Cette évolution confirme la vitalité du secteur, largement soutenue par l’essor spectaculaire de l’aviculture. Ces dernières années, les dispositifs d’accompagnement en faveur des producteurs se sont renforcés, favorisant la structuration des filières locales et une meilleure coordination entre les acteurs.
Cependant, derrière ces performances encourageantes, la réalité demeure plus contrastée. La production nationale reste structurellement insuffisante pour satisfaire la demande intérieure. En conséquence, le Togo a consacré près de 17 milliards de FCFA à l’importation de produits carnés en 2025.

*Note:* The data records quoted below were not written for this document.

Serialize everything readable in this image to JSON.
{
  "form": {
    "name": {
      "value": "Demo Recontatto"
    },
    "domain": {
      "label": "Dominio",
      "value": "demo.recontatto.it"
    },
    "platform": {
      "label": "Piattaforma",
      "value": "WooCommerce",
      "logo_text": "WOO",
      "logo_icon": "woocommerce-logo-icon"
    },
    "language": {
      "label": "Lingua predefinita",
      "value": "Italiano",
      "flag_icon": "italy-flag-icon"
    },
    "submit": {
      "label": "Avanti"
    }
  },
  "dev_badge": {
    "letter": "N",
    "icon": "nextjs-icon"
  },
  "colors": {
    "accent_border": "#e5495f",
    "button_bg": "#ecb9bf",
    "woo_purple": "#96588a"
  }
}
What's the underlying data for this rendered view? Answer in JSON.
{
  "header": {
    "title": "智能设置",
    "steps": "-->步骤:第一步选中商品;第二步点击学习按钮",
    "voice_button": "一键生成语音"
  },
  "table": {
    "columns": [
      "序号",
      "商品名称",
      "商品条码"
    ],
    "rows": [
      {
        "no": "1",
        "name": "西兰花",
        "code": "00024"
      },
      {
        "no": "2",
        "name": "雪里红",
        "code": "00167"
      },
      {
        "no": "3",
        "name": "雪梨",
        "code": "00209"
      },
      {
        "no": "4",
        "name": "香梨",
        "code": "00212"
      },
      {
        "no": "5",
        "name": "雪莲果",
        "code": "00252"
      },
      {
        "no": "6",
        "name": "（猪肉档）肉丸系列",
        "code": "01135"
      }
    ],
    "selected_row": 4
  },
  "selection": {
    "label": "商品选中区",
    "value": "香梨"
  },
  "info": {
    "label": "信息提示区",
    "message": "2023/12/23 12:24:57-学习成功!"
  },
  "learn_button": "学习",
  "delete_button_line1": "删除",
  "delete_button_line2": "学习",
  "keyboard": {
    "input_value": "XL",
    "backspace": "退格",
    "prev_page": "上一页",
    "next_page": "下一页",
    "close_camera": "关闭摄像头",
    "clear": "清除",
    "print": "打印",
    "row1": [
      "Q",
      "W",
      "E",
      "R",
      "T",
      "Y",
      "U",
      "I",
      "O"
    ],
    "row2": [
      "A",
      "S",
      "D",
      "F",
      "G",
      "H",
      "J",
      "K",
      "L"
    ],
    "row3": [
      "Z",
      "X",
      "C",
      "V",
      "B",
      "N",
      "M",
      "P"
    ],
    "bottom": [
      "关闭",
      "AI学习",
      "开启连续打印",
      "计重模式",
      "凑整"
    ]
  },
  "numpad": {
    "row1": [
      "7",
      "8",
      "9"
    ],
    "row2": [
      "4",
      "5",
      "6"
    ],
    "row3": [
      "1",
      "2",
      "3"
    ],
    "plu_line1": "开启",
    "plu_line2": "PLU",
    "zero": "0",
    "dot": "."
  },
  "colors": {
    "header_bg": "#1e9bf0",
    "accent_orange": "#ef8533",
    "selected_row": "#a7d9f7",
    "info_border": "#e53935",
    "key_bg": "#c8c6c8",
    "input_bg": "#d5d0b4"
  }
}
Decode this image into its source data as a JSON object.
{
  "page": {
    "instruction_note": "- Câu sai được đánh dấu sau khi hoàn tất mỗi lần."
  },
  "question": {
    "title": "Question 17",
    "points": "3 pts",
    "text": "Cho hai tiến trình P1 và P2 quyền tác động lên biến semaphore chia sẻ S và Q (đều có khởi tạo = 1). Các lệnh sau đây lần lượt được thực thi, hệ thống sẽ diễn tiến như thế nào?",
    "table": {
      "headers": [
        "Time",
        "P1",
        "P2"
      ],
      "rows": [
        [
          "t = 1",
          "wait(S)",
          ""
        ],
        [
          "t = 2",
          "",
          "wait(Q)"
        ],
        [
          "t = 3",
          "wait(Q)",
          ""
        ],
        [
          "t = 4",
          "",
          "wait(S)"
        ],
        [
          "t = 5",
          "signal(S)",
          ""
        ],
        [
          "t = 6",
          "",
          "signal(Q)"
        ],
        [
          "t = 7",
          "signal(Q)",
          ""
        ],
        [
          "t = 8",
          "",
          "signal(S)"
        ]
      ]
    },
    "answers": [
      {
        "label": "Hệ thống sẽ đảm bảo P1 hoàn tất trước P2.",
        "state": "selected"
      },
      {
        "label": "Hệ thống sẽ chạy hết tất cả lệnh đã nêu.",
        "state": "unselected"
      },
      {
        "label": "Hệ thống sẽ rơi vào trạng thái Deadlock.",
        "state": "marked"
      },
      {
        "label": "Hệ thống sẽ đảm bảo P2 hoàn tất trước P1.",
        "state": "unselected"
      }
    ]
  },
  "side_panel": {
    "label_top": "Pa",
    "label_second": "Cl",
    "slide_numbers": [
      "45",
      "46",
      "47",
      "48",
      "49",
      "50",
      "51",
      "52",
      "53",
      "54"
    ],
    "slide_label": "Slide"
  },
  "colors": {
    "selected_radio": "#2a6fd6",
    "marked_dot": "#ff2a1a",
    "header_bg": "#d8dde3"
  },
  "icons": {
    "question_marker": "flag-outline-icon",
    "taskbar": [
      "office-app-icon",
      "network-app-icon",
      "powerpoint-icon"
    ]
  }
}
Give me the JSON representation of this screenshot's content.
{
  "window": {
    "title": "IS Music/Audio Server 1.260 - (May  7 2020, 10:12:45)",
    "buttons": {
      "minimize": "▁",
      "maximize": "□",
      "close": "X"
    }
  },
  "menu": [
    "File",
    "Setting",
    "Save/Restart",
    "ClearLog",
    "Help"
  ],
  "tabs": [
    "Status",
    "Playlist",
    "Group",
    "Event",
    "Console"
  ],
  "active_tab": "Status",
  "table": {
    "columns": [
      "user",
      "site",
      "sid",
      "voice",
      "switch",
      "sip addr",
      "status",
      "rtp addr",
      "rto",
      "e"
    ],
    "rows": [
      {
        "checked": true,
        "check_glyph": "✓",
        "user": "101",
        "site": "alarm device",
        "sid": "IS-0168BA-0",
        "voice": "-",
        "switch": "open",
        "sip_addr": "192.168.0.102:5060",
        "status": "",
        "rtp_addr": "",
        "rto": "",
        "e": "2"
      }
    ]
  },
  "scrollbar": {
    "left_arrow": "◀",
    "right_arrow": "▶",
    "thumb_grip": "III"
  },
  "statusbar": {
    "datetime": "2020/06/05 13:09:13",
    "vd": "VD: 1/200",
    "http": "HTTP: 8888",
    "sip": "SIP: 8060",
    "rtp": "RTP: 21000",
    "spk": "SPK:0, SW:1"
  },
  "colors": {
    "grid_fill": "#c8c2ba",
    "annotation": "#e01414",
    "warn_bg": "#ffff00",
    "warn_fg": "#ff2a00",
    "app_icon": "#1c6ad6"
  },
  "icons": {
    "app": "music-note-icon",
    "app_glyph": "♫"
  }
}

Les données parlent d’elles-mêmes, les importations surpassent nettement les exportations, creusant un déficit commercial préoccupant dans ce segment. Autrement dit, malgré une présence à l’export, le pays demeure fortement tributaire des achats extérieurs pour répondre aux besoins alimentaires de sa population.
Autre indicateur préoccupant, les exportations agricoles et sylvicoles ont chuté drastiquement, atteignant seulement 5,8 milliards de FCFA, soit une baisse spectaculaire de 68 %. Les spécialistes évoquent notamment des conditions saisonnières défavorables ainsi que des tensions persistantes sur l’offre locale.
Face à ces défis, les autorités entendent accélérer la modernisation de l’élevage et intensifier les productions nationales afin de rééquilibrer la balance. Néanmoins, d’importants efforts restent nécessaires pour permettre au Togo d’assurer pleinement sa sécurité alimentaire tout en développant ses capacités d’exportation.